A sound board with EQ (more than just a patch board to get all the mics to the amplifier/speaker) allows individual bands of sound frequencies to be pumped up or hushed. Use a Neumann U87 microphone with the right board (or a Royer R121 turned backwards!) and you will have plenty of jingle jangle. The book Mastering Audio by Bob Katz is another gem that explains how to get what you are hearing onto a CD or a WAV file - it isn’t as easy as just pluggin components together. Turns out this is a whole field to master.
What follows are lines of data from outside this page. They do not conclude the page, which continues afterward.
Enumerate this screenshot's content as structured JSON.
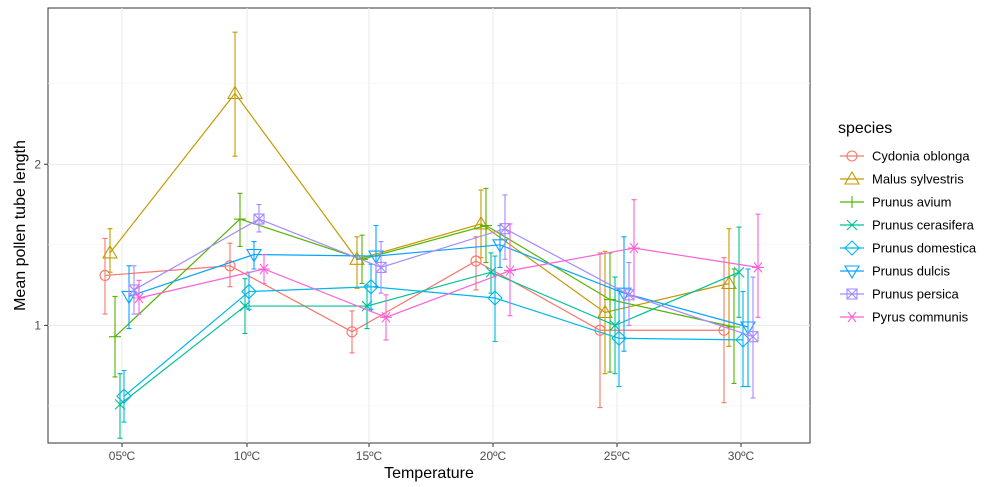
{
  "chart_data": {
    "type": "line",
    "xlabel": "Temperature",
    "ylabel": "Mean pollen tube length",
    "categories": [
      "05ºC",
      "10ºC",
      "15ºC",
      "20ºC",
      "25ºC",
      "30ºC"
    ],
    "y_ticks": [
      1,
      2
    ],
    "ylim": [
      0.27,
      2.97
    ],
    "grid": true,
    "legend": {
      "title": "species",
      "position": "right"
    },
    "series": [
      {
        "name": "Cydonia oblonga",
        "color": "#F8766D",
        "shape": "circle",
        "values": [
          1.31,
          1.37,
          0.96,
          1.4,
          0.97,
          0.97
        ],
        "lower": [
          1.07,
          1.24,
          0.83,
          1.22,
          0.49,
          0.52
        ],
        "upper": [
          1.54,
          1.51,
          1.09,
          1.55,
          1.45,
          1.42
        ]
      },
      {
        "name": "Malus sylvestris",
        "color": "#C49A00",
        "shape": "triangle-up",
        "values": [
          1.45,
          2.44,
          1.41,
          1.63,
          1.08,
          1.26
        ],
        "lower": [
          1.33,
          2.05,
          1.23,
          1.42,
          0.7,
          0.87
        ],
        "upper": [
          1.6,
          2.82,
          1.55,
          1.84,
          1.46,
          1.6
        ]
      },
      {
        "name": "Prunus avium",
        "color": "#53B400",
        "shape": "plus",
        "values": [
          0.93,
          1.66,
          1.41,
          1.62,
          1.16,
          0.99
        ],
        "lower": [
          0.68,
          1.49,
          1.26,
          1.39,
          0.71,
          0.64
        ],
        "upper": [
          1.18,
          1.82,
          1.56,
          1.85,
          1.45,
          1.35
        ]
      },
      {
        "name": "Prunus cerasifera",
        "color": "#00C094",
        "shape": "x",
        "values": [
          0.51,
          1.12,
          1.12,
          1.33,
          1.0,
          1.33
        ],
        "lower": [
          0.3,
          0.95,
          0.98,
          1.2,
          0.7,
          1.05
        ],
        "upper": [
          0.7,
          1.29,
          1.25,
          1.45,
          1.3,
          1.61
        ]
      },
      {
        "name": "Prunus domestica",
        "color": "#00B6EB",
        "shape": "diamond",
        "values": [
          0.56,
          1.21,
          1.24,
          1.17,
          0.92,
          0.91
        ],
        "lower": [
          0.4,
          1.1,
          1.1,
          0.9,
          0.62,
          0.62
        ],
        "upper": [
          0.72,
          1.33,
          1.38,
          1.43,
          1.22,
          1.21
        ]
      },
      {
        "name": "Prunus dulcis",
        "color": "#06A4FF",
        "shape": "triangle-down",
        "values": [
          1.18,
          1.44,
          1.43,
          1.5,
          1.2,
          0.99
        ],
        "lower": [
          0.98,
          1.35,
          1.24,
          1.36,
          0.84,
          0.62
        ],
        "upper": [
          1.37,
          1.52,
          1.62,
          1.62,
          1.55,
          1.35
        ]
      },
      {
        "name": "Prunus persica",
        "color": "#A58AFF",
        "shape": "boxed-x",
        "values": [
          1.22,
          1.66,
          1.36,
          1.6,
          1.19,
          0.93
        ],
        "lower": [
          1.07,
          1.58,
          1.2,
          1.41,
          1.0,
          0.55
        ],
        "upper": [
          1.37,
          1.75,
          1.52,
          1.81,
          1.39,
          1.3
        ]
      },
      {
        "name": "Pyrus communis",
        "color": "#FB61D7",
        "shape": "asterisk",
        "values": [
          1.17,
          1.35,
          1.05,
          1.34,
          1.48,
          1.36
        ],
        "lower": [
          1.07,
          1.26,
          0.91,
          1.06,
          1.18,
          1.05
        ],
        "upper": [
          1.28,
          1.44,
          1.19,
          1.63,
          1.78,
          1.69
        ]
      }
    ]
  }
}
That said, it is astonishing what you can do with the voice memo app on an iPhone - it is wicked clever, and cuts out a lot of noise: there is filtering software in there trying hard to find the sound that is up front and suppress the smaller sounds in the background. I’m sure there are USB microphones and laptop programs that are balanced and work together to be either a PA system driver or a recording studio. AVID and ProTools are two fairly ubiquitous programs. You can convert the proprietary Apple sound file extension into an MPEG using iTunes - again, consult the interwebs for the series of keystrokes that allow your sound to exit Appleland.
One other microphone that might be interesting to explore is the ‘contact microphone,’ a stick-on piezo disc that is picking up vibrations from the instrument rather than the air. There are (like with all microphones) expensive and cheap versions, and even home-built kits available from sites like Reverb, but nearly all need some form of pre-amplification - they generally don’t do well just plugged into an amplifier. Stuck to the dou, a contact mic will get everything, including handling sounds on the neck, but with the gain adjusted and a separate cardioid mic in front of the shamisen you might get a really interesting sound. Contact mics open a whole rainbow of sounds - you can get some really weird wonderful sounds from solid objects, like pulling a wet finger squeakily over the dou. The under-saddle mics on some acoustic guitars are piezo contact mics in a skinny strip form. Interesting things to work with - I am building a hydrophone for whale and dolphin monitoring using a piezo mic kit.
It all comes down to really playing with what equipment you end up being able to afford and getting the most out of it, and that comes with experience, just like everything else.
I would add one last thought, and I think it has been put forward several times by many on this forum - sometimes a great performance has nothing to do with the sound. A great performance comes from you, your love of the the music and the connection with the audience. Sell it! Smile! Put on a show for the nice folks!